A cloud-to-cloud setup also uses JWTs for authentication.

Authentication for proxy servers

If you are using Location Services over REST, you are likely using a proxy server in a cloud-to-cloud integration. You can use an evaluation token to temporarily evaluate the services and test your setup.

If you are using a valid evaluation token, you do not need to generate a service key separately.

Service key

If you are using nRF Cloud through a proxy server beyond the trial period, a JWT signed with a service key is required.


Cloud-to-cloud use of nRF Cloud requires a Pro or Enterprise plan.

See more information on generating a service key.

Authentication for devices

This applies to device-to-cloud (D2C) operations.

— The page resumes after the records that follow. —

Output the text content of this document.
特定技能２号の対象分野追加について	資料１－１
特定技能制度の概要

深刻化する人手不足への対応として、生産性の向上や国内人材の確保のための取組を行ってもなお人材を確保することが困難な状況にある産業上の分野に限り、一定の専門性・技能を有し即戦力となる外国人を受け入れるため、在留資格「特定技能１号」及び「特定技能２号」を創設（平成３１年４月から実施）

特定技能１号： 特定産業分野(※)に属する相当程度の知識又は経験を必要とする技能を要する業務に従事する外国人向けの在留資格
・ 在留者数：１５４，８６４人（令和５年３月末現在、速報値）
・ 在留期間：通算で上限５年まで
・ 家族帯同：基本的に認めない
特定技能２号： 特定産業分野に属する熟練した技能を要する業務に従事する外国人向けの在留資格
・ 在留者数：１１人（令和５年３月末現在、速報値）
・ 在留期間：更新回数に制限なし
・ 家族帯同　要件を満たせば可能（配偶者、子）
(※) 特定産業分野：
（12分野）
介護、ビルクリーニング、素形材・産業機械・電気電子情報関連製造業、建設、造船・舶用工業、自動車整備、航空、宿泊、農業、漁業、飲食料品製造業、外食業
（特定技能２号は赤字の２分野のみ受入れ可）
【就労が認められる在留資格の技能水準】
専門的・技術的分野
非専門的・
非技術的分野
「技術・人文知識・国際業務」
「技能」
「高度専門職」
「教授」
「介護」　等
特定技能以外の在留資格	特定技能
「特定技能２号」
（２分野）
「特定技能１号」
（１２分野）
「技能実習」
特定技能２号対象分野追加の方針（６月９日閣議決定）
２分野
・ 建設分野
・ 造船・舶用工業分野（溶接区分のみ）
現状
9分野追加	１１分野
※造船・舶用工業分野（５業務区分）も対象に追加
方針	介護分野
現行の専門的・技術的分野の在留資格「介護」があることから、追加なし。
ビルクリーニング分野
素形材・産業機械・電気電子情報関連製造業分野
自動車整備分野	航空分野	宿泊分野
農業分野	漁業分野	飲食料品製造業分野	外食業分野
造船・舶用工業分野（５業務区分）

If you have successfully provisioned and connected your device to nRF Cloud, you do not need to do any additional steps for authentication.

The following steps apply if you are using the REST API without provisioning your devices on nRF Cloud and not using a proxy server:

  1. Create a key pair and provision the private key.
  2. Register the public key for each device using the RegisterPublicKeys endpoint.
  3. Follow the steps in the docs for the relevant Location Service libraries in the nRF Connect SDK, including the REST library. For creating JWTs, see the AT%JWT command and related library in the nRF91 AT Commands documentation.

If you are using Location Services and are the owner of a Pro team, you can also generate a JWT and service key through the portal or APIs.